There are a few people walking the earth brave enough to wear their hearts on their sleeves; not because they’re careless or foolish, but because they’ve been through enough to know that each time they share their stories they celebrate their triumph. They’ve won. Mary Perez, of Reflections from the Heart, is one of those people.

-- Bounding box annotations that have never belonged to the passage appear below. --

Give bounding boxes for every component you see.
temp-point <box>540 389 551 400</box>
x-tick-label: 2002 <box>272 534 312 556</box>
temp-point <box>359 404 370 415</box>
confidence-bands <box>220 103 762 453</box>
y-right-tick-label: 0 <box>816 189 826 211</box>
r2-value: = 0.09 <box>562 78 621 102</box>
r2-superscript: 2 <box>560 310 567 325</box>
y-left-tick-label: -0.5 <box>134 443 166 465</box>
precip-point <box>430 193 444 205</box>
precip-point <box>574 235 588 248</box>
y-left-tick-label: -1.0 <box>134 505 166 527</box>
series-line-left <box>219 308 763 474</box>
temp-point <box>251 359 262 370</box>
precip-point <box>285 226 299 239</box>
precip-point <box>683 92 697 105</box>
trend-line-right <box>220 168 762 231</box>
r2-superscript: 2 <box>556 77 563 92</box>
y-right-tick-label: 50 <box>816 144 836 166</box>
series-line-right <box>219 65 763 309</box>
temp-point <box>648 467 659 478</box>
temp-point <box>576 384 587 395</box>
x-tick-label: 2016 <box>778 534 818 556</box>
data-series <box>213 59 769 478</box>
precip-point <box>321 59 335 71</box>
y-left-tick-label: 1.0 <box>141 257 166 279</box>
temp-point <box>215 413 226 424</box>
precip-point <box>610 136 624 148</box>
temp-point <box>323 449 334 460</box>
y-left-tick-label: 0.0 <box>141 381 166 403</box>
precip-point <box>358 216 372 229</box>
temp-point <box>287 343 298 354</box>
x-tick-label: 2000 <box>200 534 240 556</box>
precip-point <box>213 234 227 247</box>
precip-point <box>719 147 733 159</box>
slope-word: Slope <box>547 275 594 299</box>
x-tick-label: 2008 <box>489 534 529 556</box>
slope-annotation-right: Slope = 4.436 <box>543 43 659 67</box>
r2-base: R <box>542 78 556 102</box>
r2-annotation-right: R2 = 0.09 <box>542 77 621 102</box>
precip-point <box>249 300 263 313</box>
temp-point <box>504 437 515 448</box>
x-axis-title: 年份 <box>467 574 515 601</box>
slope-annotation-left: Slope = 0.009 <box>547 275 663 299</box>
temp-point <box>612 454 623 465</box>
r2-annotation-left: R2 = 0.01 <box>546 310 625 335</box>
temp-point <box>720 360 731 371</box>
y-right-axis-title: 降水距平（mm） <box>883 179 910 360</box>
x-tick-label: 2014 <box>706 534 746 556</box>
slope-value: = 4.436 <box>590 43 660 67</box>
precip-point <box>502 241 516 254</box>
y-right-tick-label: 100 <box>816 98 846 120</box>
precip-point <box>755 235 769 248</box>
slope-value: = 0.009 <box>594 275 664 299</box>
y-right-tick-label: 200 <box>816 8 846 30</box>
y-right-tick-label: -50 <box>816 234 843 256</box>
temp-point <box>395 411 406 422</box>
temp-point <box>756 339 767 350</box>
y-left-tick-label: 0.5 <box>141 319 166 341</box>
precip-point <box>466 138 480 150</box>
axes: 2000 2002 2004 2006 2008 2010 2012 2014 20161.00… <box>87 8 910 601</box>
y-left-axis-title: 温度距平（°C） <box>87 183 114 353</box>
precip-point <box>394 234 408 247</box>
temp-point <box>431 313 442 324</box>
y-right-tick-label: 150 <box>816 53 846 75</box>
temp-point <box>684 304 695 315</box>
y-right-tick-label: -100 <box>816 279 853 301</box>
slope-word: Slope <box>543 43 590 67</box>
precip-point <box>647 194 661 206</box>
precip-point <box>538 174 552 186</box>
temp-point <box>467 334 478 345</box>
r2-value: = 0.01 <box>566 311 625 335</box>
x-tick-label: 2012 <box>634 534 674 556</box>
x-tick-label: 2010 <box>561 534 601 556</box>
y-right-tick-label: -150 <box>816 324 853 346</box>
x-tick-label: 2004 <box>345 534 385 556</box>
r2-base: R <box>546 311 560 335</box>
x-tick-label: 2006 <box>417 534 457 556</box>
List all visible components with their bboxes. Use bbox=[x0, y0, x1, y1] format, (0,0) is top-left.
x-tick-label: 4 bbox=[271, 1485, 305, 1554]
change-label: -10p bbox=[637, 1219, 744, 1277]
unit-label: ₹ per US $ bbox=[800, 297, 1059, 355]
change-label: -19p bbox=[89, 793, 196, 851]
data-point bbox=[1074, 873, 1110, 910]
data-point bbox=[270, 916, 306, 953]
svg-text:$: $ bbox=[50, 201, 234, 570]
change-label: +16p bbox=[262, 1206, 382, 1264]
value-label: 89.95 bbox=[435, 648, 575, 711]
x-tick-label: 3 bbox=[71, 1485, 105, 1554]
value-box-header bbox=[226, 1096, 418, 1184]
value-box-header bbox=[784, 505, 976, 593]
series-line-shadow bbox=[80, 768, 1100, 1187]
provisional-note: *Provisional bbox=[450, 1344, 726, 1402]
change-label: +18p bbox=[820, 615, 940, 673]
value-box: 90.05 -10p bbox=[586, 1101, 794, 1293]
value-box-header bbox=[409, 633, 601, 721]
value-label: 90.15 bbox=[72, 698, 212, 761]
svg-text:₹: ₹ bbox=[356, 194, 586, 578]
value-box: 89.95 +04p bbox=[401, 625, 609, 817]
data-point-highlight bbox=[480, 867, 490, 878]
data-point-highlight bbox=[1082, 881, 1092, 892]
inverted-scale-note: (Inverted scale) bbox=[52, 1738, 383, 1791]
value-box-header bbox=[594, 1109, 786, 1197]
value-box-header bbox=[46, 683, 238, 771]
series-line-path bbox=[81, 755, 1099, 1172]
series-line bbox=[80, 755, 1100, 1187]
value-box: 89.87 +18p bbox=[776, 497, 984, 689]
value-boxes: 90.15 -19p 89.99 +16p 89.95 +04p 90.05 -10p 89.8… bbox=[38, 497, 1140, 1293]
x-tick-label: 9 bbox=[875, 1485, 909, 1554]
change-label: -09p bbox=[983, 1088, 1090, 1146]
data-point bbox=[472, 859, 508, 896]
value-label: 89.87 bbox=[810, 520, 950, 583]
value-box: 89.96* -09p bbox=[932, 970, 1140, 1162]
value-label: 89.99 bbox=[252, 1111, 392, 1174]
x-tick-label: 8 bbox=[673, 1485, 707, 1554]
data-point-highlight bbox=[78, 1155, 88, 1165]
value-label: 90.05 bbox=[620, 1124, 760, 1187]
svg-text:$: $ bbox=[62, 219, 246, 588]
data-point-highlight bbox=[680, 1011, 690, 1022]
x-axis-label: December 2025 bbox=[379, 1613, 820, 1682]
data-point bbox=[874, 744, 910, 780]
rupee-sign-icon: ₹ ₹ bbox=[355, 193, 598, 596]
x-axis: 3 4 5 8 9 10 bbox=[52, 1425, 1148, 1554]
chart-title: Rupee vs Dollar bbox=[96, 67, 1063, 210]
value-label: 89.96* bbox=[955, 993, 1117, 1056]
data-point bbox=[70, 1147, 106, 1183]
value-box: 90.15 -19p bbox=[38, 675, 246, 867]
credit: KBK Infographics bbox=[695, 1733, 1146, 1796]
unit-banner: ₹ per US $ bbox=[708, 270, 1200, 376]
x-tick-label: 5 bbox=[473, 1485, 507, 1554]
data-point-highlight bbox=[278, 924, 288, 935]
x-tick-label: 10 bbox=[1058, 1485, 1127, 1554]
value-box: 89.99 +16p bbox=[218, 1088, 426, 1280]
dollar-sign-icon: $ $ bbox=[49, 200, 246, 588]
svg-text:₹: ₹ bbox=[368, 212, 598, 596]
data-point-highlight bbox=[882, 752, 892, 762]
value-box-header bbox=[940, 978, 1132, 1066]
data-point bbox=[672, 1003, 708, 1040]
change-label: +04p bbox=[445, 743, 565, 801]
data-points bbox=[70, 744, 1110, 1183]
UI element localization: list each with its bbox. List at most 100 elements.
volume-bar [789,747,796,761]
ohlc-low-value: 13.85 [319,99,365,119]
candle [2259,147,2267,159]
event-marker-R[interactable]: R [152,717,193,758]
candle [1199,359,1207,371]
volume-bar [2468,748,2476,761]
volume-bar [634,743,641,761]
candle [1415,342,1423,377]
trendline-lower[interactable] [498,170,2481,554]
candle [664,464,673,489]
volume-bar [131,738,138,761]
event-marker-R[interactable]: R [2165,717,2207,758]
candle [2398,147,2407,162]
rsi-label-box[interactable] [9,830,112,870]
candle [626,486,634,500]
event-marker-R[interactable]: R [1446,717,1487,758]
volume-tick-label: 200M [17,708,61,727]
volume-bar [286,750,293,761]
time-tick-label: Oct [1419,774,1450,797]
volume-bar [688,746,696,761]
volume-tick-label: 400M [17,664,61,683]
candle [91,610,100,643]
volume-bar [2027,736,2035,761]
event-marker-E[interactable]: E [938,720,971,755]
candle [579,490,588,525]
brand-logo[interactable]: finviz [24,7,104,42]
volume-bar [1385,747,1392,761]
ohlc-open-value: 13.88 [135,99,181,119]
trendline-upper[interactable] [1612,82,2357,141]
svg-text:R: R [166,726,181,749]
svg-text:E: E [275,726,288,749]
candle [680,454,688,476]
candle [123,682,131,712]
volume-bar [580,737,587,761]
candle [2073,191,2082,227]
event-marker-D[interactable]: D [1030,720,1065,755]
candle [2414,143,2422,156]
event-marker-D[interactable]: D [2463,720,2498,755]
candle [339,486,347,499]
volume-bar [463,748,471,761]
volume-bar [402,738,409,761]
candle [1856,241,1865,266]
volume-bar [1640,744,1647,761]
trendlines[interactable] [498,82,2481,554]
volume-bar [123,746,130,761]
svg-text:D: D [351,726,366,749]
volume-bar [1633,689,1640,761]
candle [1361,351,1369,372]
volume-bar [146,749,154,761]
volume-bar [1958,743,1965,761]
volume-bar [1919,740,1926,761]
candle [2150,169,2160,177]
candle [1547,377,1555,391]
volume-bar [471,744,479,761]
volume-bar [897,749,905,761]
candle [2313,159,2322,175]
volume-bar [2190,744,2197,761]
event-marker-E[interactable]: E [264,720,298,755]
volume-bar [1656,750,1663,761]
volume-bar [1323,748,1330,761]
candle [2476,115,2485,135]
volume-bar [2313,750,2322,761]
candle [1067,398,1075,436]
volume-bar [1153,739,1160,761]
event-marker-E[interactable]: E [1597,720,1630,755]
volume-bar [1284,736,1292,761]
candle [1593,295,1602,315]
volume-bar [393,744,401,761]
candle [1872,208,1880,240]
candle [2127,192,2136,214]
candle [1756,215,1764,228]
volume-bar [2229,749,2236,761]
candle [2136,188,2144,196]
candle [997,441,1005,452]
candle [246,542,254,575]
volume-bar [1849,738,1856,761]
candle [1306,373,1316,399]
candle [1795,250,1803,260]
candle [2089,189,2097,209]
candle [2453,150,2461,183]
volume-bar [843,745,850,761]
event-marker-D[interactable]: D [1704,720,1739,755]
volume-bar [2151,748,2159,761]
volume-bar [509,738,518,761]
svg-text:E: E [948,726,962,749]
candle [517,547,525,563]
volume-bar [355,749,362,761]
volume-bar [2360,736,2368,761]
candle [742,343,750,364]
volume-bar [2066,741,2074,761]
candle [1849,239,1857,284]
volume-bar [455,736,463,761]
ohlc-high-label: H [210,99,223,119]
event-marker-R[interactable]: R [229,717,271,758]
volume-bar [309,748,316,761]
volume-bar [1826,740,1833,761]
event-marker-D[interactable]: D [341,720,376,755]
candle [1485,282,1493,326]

This Thing Called Tears by Mary Perez I consider myself a tough cookie. After all, aren’t I a survivor? I’ve survived some hard times: A broken home by age three, followed by poverty, hunger, homelessness, alcoholism, neglect, loss of a sibling at age nine, two near-drowning incidents, in a car wreck, juvenile detention home, taunting, brawls, racism, alternative schooling, marriage to a ruthless man twice my age, bearing four children by the time I was twenty-two—three by cesarean—physical abuse, verbal abuse, emotional abuse, betrayal, hopelessness, despair, rejection, abandonment, being shot at (he missed), divorce, single-parenting … BUT God! Howbeit, there is a softer side to me as well. This thing called tears. Yes, a family member has even called me sentimental. I have been known to cry after losing a pet, even an insect. I cried when I shot my first deer. I may cry when reading a book, in a dance, a song, during weddings, or when watching a movie. I especially cry when I hear a newborn’s first cry, whether in real life or on TV, I can’t help it, the tears flow. I sometimes cry when opening presents, saying goodbye, at being pleasantly surprised, while laughing, praying, or worshipping in church. Seeing mountains, rainbows, the ocean, a kitten, or a hummingbird can make me cry. I cried when I heard my grandchild call me “Mimi” for the first time. And at times, I cry when I’m hurt, scared, tired, or angry. But I don’t want you to know that. I am tough. Not weak. Remember? Now I’m not much of a horse person, but I know enough to know that a horse is full of grace and strength with every muscle, tendons and ligaments working in unison to support a rider at galloping speed. Yet, that same powerful, majestic horse is controlled by a bit in its mouth and will move in the direction the rider wants to go. When I read about Moses, he was the meekest man who walked the earth. When I read about Jesus, He was all-powerful, yet kept that power in check. His meekness was not weakness. So, I say: It’s okay to let our guard down at times and reveal our softer, sensitive self. It doesn’t mean we’re a softy, or a weakling, or a pushover. Power under control means self-control, and that is a virtue. After all, we are human with God-given emotions. Besides, God bottles our tears. And because God loves us so much, I would venture to say: Sometimes God cries. © M.A. Perez 2013, All Rights Reserved
“More than a memoir—this book is a promise of hope for anyone who was abandoned as a child, to anyone who woke up hungry and went to bed hungrier every day, for every wife who has loved a husband who left bruises on her heart and on her body.” Connect with Mary and find out more about her newly released memoir Running in Heels here!
Faith Simone says: It takes a lot of courage to be vulnerable and upfront about things that many people would like to pretend never happen. To come through it all with grit and grace intact, is nothing short of a miracle. Thanks for sharing your thoughts with us today Mary!